We first stayed in the coastal village of Ban Talae Nok.
They are fisherfolk here.
Caged Red-whiskered Bulbuls (Pycnonotus jocosus) is a common sight throughout Thailand - they are used in singing competitions.
The village was also the home to some of Thailand's one million Water Buffaloes (Bubalus bubalis) - down from three million thirty years ago.
In the mornings they liked to stroll on the beach.
The beach also contained vast amounts of driftwood - probably a relic from the tsunami almost exactly seven years before. The Andaman sea lies above the boundary of two major tectonic plates, and earthquakes are common. On December 26th 2004 a huge quake caused the plate boundary to move 20 metres and the sea floor to rise several metres. The resulting tsunami wiped away half of Ban Talae Nok village, including the primary school. Nearly one-quarter of the 228 villagers were killed, including 16 of their children.
Since then, early warning systems and evacuation plans have been put in place to avoid another disaster.
NGOs came to lend a helping hand - leading to 'community tourism' being set up, centred around home stays, to provide income for the locals and to help fund sustainability projects. That is why we had come.Central to most cultures is the kitchen, and the women who cook the meals that glue families and communities together - and there are few greater joys than to be invited to share that. Our host served up bowls of joy from her well-organized kitchen.
The least we could do was to dress for dinner - according to local custom.
We joined in the activities set up by the village: batik, nipa palm roofing, and making irresistible coconut rice cakes.
A new primary school has been built on higher ground, away from the risk of damage from future tsunamis.
Tread softly! all the earth is holy ground.
It may be, could we look with seeing eyes,
This spot we stand on is paradise
Where dead have come to life and lost be found.
We then sailed to the Surin islands, 60 km off the coast. They have been a national park since 1981.
Here around 150 Moken people live. They are traditionally nomadic people, usually living on their boats on the sea around the Andaman islands, settling in villages only during the monsoon season. There are only around 3,000 Moken - who have their own language, though not written. Of course, they too suffered from the tsunami.

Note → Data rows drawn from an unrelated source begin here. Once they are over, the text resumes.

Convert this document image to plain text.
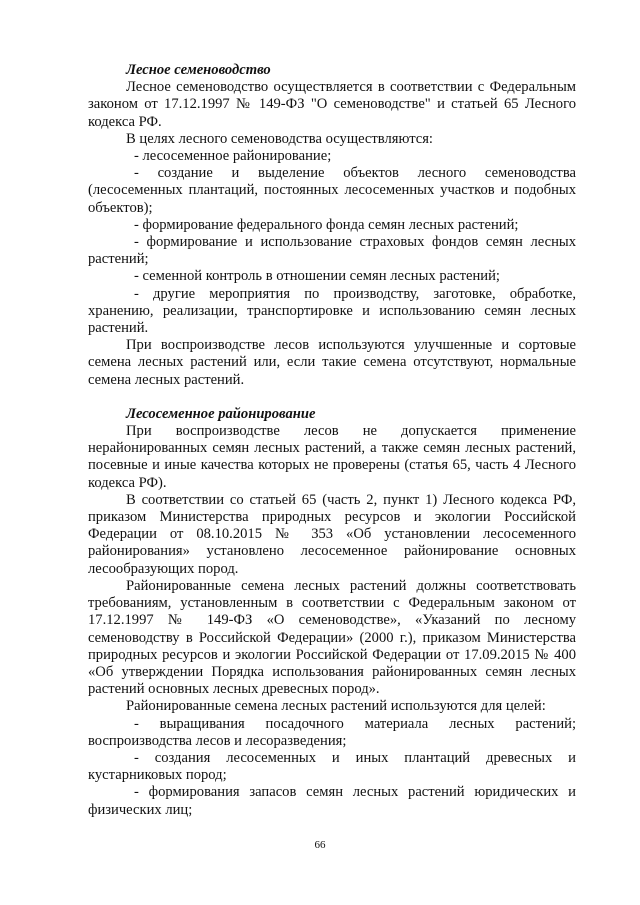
Лесное семеноводство

Лесное семеноводство осуществляется в соответствии с Федеральным законом от 17.12.1997 № 149-ФЗ "О семеноводстве" и статьей 65 Лесного кодекса РФ.

В целях лесного семеноводства осуществляются:

- лесосеменное районирование;

- создание и выделение объектов лесного семеноводства (лесосеменных плантаций, постоянных лесосеменных участков и подобных объектов);

- формирование федерального фонда семян лесных растений;

- формирование и использование страховых фондов семян лесных растений;

- семенной контроль в отношении семян лесных растений;

- другие мероприятия по производству, заготовке, обработке, хранению, реализации, транспортировке и использованию семян лесных растений.

При воспроизводстве лесов используются улучшенные и сортовые семена лесных растений или, если такие семена отсутствуют, нормальные семена лесных растений.

Лесосеменное районирование

При воспроизводстве лесов не допускается применение нерайонированных семян лесных растений, а также семян лесных растений, посевные и иные качества которых не проверены (статья 65, часть 4 Лесного кодекса РФ).

В соответствии со статьей 65 (часть 2, пункт 1) Лесного кодекса РФ, приказом Министерства природных ресурсов и экологии Российской Федерации от 08.10.2015 № 353 «Об установлении лесосеменного районирования» установлено лесосеменное районирование основных лесообразующих пород.

Районированные семена лесных растений должны соответствовать требованиям, установленным в соответствии с Федеральным законом от 17.12.1997 № 149-ФЗ «О семеноводстве», «Указаний по лесному семеноводству в Российской Федерации» (2000 г.), приказом Министерства природных ресурсов и экологии Российской Федерации от 17.09.2015 № 400 «Об утверждении Порядка использования районированных семян лесных растений основных лесных древесных пород».

Районированные семена лесных растений используются для целей:

- выращивания посадочного материала лесных растений; воспроизводства лесов и лесоразведения;

- создания лесосеменных и иных плантаций древесных и кустарниковых пород;

- формирования запасов семян лесных растений юридических и физических лиц;

66
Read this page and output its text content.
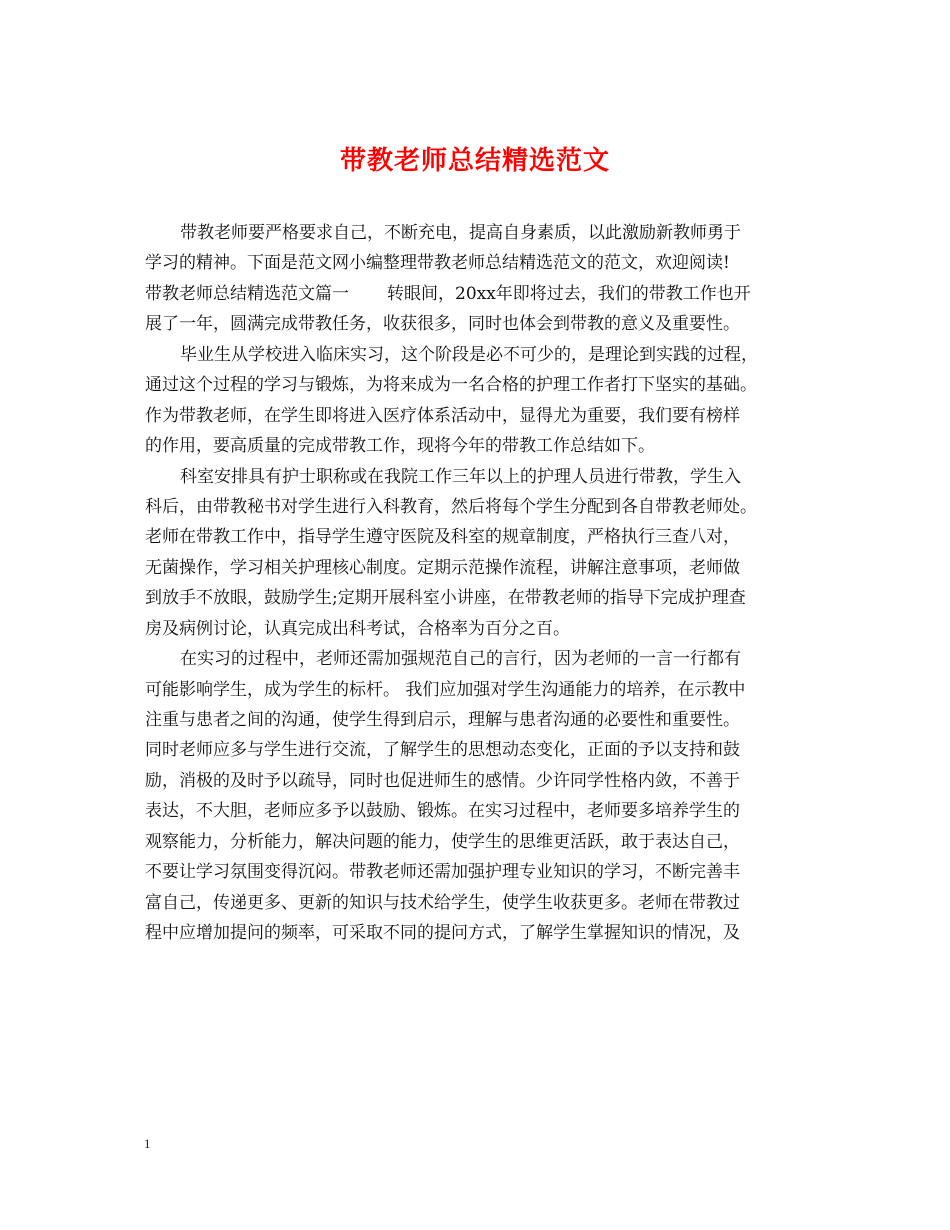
带教老师总结精选范文
带教老师要严格要求自己，不断充电，提高自身素质，以此激励新教师勇于
学习的精神。下面是范文网小编整理带教老师总结精选范文的范文，欢迎阅读!
带教老师总结精选范文篇一 转眼间，20xx年即将过去，我们的带教工作也开
展了一年，圆满完成带教任务，收获很多，同时也体会到带教的意义及重要性。
毕业生从学校进入临床实习，这个阶段是必不可少的，是理论到实践的过程，
通过这个过程的学习与锻炼，为将来成为一名合格的护理工作者打下坚实的基础。
作为带教老师，在学生即将进入医疗体系活动中，显得尤为重要，我们要有榜样
的作用，要高质量的完成带教工作，现将今年的带教工作总结如下。
科室安排具有护士职称或在我院工作三年以上的护理人员进行带教，学生入
科后，由带教秘书对学生进行入科教育，然后将每个学生分配到各自带教老师处。
老师在带教工作中，指导学生遵守医院及科室的规章制度，严格执行三查八对，
无菌操作，学习相关护理核心制度。定期示范操作流程，讲解注意事项，老师做
到放手不放眼，鼓励学生;定期开展科室小讲座，在带教老师的指导下完成护理查
房及病例讨论，认真完成出科考试，合格率为百分之百。
在实习的过程中，老师还需加强规范自己的言行，因为老师的一言一行都有
可能影响学生，成为学生的标杆。 我们应加强对学生沟通能力的培养，在示教中
注重与患者之间的沟通，使学生得到启示，理解与患者沟通的必要性和重要性。
同时老师应多与学生进行交流，了解学生的思想动态变化，正面的予以支持和鼓
励，消极的及时予以疏导，同时也促进师生的感情。少许同学性格内敛，不善于
表达，不大胆，老师应多予以鼓励、锻炼。在实习过程中，老师要多培养学生的
观察能力，分析能力，解决问题的能力，使学生的思维更活跃，敢于表达自己，
不要让学习氛围变得沉闷。带教老师还需加强护理专业知识的学习，不断完善丰
富自己，传递更多、更新的知识与技术给学生，使学生收获更多。老师在带教过
程中应增加提问的频率，可采取不同的提问方式，了解学生掌握知识的情况，及
1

For us decadent westerners, who see the sea as a playground rather than a source of life, there are quiet bays with crystal clear water in which to swim.
There is even treasure to be found.
Back on land, we called into Khura buri for breakfast.
A good opportunity to see the local produce. Looks like a Grouper there...
..and some big squashes.A short stay in a nearby tree house for some frolicking in the river.
Then inland east about 30 km to Cheow Lan Lake - a 185 square km artifical lake formed by the building of the Rajjaprabha dam in 1987. It is surrounded by the virgin forests of the Khao Sok National Park.
The weather on arrival was as expected for a tropical rainforest.
We travelled through the eery landscape, where once proud valley trees poked their skeletal heads above the water.Our home for the next days came into view.A floating terrace for tea...
...whilst dinner was fished out of the lake - a Snakehead (Channa micropeltes). This species can actually breath out of the water, using a primitive lung, allowing it to survive in stagnant water by gulping air and to even travel short distances across land.
Behind us, thick forest.At dawn and dusk we would watch Great Hornbills (Buceros bicornis) fly high into the trees around our hut. They are a metre long, and can weigh up to four kilos. Look hard, and you will see them.
Surely a Large Yeoman butterfly (Cirrochroa aoris) on the sandle must be good luck.
The clouds parted, and a new helmsman steered us past limestone peaks.
Our next overnight, a raft hut in the middle of the lake.
Time to explore under our own steam.
Returning to the city comes as a shock, though Bangkok's Chao Phraya river is also teaming with fish.
From the outside, the fish market doesn't look so appealing...
...but around the corner life is more colourful...
...and we again smell the sea.
But tiredness will always overcome temptation. It's time to go home.
Real close to the reality of life in the Thai Jungle - quite an adventure. A fine line between survival and vacation?